El secreto del padre Brown
G. K. Chesterton
Flambeau, que en un tiempo fue el criminal más famoso de Francia y más tarde detective privadísimo en Inglaterra, hacía ya, por el presente, bastante tiempo que se había retirado de ambas profesiones. Personas hay que opinan que la carrera del crimen le había dejado demasiados escrúpulos para la de detective. Sea ello lo que fuere, lo cierto es que, tras de una vida de escapatorias románticas y de evasiones, dejose caer por fin en un lugar que para algunos parecía encerrar una dirección muy apropiada: en un castillo de España.
Sin embargo, el castillo, aunque macizo, era relativamente pequeño; la viña negra y las tierras verdes del huerto cubrían una extensión considerablemente grande de la falda y ladera oscura de un monte. Flambeau, después de tantas aventuras de violencia, poseía aún aquello que es patrimonio de tantos latinos, y que es fatal, por ejemplo, a tantos americanos: la energía para retirarse. No es infrecuente que un gran propietario de hotel tenga como ambición el convertirse en un pequeño terrateniente en su carrera, en el preciso instante en que podía haberse convertido en millonario detestable comprando una hilera de comercios, para replegarse a los linderos de un hogar y sus dominios.
Flambeau se había enamorado casual y repentinamente de una dama española, con quien casó y de la cual tuvo numerosa descendencia en una de las provincias españolas, sin dar muestra de querer traspasar sus límites, pero cierta mañana su familia le vio inquieto y desasogado; dejó atrás a los chiquillos y descendió gran parte de la vertiente para ir al encuentro de una persona que se acercaba por el valle, aun cuando dicha persona no fuera más que un punto negro en el horizonte.

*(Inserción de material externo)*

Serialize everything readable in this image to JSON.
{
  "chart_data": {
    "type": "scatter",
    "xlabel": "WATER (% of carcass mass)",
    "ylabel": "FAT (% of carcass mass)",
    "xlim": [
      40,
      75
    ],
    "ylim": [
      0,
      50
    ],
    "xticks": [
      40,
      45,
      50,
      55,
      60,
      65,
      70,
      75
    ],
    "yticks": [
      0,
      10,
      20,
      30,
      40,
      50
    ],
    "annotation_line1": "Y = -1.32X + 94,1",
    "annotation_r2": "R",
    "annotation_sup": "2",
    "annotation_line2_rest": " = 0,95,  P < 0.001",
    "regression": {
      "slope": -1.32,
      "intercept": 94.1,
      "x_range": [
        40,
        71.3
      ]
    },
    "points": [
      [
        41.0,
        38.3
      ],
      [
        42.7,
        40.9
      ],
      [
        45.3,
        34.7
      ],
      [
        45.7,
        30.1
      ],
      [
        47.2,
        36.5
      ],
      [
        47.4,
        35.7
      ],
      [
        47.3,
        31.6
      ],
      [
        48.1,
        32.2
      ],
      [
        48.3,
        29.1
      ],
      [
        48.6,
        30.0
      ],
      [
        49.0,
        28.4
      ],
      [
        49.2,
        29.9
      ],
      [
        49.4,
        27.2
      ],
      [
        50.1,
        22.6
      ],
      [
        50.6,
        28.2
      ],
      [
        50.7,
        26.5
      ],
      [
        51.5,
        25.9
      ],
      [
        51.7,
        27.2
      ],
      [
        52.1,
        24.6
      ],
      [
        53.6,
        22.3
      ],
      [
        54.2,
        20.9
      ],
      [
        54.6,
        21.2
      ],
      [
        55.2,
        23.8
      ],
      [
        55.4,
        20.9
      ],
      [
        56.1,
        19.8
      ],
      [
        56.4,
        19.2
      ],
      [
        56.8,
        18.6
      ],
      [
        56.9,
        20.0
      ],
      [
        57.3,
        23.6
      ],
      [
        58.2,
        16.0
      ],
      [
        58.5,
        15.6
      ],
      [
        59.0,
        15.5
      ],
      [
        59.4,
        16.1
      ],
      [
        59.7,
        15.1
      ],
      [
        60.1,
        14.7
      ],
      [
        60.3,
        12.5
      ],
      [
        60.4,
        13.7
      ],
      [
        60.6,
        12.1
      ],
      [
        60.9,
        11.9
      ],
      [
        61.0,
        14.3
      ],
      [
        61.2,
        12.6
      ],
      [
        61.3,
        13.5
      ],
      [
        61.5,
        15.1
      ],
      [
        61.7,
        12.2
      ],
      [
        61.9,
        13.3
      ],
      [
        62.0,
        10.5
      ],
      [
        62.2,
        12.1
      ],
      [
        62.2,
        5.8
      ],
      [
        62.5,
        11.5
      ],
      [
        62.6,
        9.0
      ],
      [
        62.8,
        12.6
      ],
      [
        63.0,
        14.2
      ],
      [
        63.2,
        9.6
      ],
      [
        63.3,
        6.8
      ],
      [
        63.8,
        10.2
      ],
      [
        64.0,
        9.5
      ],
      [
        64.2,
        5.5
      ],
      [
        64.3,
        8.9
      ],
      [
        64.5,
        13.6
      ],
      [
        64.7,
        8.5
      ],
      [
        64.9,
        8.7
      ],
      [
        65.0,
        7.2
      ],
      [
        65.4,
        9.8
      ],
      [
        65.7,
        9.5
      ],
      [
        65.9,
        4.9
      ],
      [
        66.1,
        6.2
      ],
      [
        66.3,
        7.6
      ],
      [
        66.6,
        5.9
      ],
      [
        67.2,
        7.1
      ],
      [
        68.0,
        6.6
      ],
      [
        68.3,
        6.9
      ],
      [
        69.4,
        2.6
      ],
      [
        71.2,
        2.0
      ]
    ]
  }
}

El punto negro fue creciendo en tamaño, si bien cambió poco de forma, pues continuó siendo, hablando en términos generales, tan negro como redondo. Las ropas negras de los clérigos no eran desconocidas por aquellos andurriales, pero éstas, sin dejar de ser clericales, tenían a la vez algo de vulgar y desaliñado comparadas con la sotana, y acreditaban al que las usaba como habitante de las islas del noroeste con la misma claridad que si hubiese llevado un cartelito diciendo: Claphan Junction. Llevaba en la mano un paraguas cuya empuñadura parecía una pequeña porra y a la vista de la cual su amigo latino estuvo a punto de derramar lágrimas de emoción, pues aquel paraguas había tomado también parte en muchas aventuras que él y el Padre corrieron juntos en otro tiempo. El visitante no era otro que el amigo del francés, el Padre Brown, que venía a rendirle, por fin, una visita muy deseada y muy aplazada. Se escribían con frecuencia, pero no se habían visto desde hacía varios años.
El Padre Brown se acomodó pronto dentro del círculo familiar, que era lo bastante grande para dar la sensación de compañía o de comodidad. Fue presentado a las tres figuras de madera pintada y dorada de los Reyes Magos, que son los que traen los juguetes a los niños, pues España es un país en el cual las cosas de los niños pesan mucho en todos los hogares.
También le fueron presentados el perro y el gato, y todos los seres animados del corral. Y a su vez lo fue él a un vecino que, como él mismo, había traído al valle el soplo y las maneras de las tierras lejanas.
Ocurrió que durante el transcurso de la tercera de las tardes que el sacerdote pasaba en la casona, vio llegar a ésta a un extranjero que saludó a los dueños de la misma con saludos que ningún grande de España sería capaz de imitar.